Results
A highly continuous genome
assembly of Chinese flowering cabbage (B. rapa var.parachinensis )
A highly inbred line of Chinese flowering cabbage (B. rapa var.parachinensis , Fig.1) was used for the genome sequencing and
assembly with deep coverage long reads and Hi-C data. The assembly
pipeline for Brassica rapa var. parachinensis genome was
shown in Fig.1. DNA samples from a single plant were prepared for
PacBio, Illumina and Hi-C sequencing to avoid potential genome
variability between different plants. Overall, we obtained a total of
113Gb PacBio and 47.5Gb Illumina raw reads (Table S1), corresponding to
219 and 86 depth of the estimated genome size (515 Mb), respectively. A
preliminary survey of the genome size, heterozygosity, GC and transposon
elements (TEs) content of this inbred line was carried out with 32GB
clean illumina reads (Table 1; ~83 coverage) using
Kmer-based method (Liu et al. 2013). The genome size was estimated to be
about 515Mb with an overall GC content of 38.9% and transposon elements
(TE) content of 64.1% (Table S1). Remarkably, the heterozygosity is
very low with only 0.16% that would facilitate assembly.
We applied an integrated strategy to assemble the genome. Firstly, the
MECAT2 package(C.-L. Xiao et
al., 2017) was used for the Chinese flowering cabbage genome assembly.
Secondly, long reads with a length cutoff of 10 kb were polished using
NGS short reads with a
Pilon(Walker et al., 2014).
Finally, we obtained the final contig assembly of 384Mb with a contig
N50 length of 7.2Mb. The genome contained 450 contigs, and the longest
contig was 19.9Mb (Table 1). The GC content for the genomic contigs were
37.6% (Table 1). The results of coverage statistics by SAM tools
suggested that the assembly of this genome is credible (Table S2).
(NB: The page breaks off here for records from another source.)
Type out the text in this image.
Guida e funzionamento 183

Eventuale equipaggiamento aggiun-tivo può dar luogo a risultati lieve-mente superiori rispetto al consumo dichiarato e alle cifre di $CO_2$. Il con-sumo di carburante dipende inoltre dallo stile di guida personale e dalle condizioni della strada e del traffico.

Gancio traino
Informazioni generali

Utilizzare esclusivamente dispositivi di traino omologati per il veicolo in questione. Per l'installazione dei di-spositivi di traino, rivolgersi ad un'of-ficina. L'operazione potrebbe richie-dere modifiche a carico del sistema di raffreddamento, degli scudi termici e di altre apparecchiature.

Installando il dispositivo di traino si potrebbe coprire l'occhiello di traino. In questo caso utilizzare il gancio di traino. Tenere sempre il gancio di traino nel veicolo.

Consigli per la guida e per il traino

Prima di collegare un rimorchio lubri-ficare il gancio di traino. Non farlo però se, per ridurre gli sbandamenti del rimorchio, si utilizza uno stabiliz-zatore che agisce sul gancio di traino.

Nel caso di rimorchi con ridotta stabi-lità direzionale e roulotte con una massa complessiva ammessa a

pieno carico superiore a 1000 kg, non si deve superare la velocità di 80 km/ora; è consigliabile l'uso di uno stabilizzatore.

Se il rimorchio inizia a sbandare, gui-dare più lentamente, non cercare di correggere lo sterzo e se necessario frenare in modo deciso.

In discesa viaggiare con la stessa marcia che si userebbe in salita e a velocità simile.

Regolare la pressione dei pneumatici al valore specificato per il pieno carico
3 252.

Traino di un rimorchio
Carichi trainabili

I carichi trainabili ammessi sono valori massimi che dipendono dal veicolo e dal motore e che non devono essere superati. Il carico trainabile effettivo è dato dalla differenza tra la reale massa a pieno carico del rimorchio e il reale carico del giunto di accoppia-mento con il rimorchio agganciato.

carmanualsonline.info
Furthermore, we found that 97.8% and 0.8% of the completed and partial
genes of the total of 1,440 BUSCO genes were detected in the genome,
respectively, which validated the completeness of the genome (Table S3).
Furthermore, high-throughput chromatin conformation capture (Hi-C) data
was used to scaffold the contigs into chromosome-level assembly. We
obtained a total of 66 Gb cleaned Hi-C paired-end (PE) reads which is
about 128 depth of the genome. Of which, 98.27% (434M/442M) were
mappable to the current assembly and ~33.18%
(147M/442M) were mapped to different contigs. Using contact frequency
calculated from the PE reads, 180 contigs were further scaffolded into
10 pseudo-chromosomes (Fig. 1A). These 180 contigs represent 87.93%
(338 Mb/384Mb) of the total assembled sequence and 40% (180/450) of the
total contigs. The final assembly contains 69 scaffolds with a scaffold
N50 of 32Mb and the longest scaffold is 47.5Mb in length (Table 1). The
Circos map of the genome shows that each position is collinear with the
other two, indicating that the annotation is complete (Fig.1B). A large
number of corrected repeat regions on A05 and A06 chromosomes were
identified (Fig.1C), which indicated that there might be a large region
of DNA transposons and LTR transposons at this region.
We also performed de novo gene prediction with guidance by
homologs from related species, transcriptome from short read data and
full-length transcripts from ISO-seq sequencing from the present study
using the MAKER
pipeline(Cantarel et al.,
2008). We annotated 47,598 protein-coding genes in the Chinese
flowering cabbage genome with an average gene length of 2060 bp (Table
1). The average number of exons per gene is 6.13, with a mean length of
199 bp (Table 1). Approximately 53.2% of the genome is annotated as
repetitive sequences, which is consistent with the estimation of
Kmer-based method. LTR retrotransposons (22.26 %) and DNA transposons
(17.62 %) are the most abundant families (Table S4).
In conclusion, we provide, to our knowledge, so far the most contiguous
and the first chromosome-level genome assembly of this species.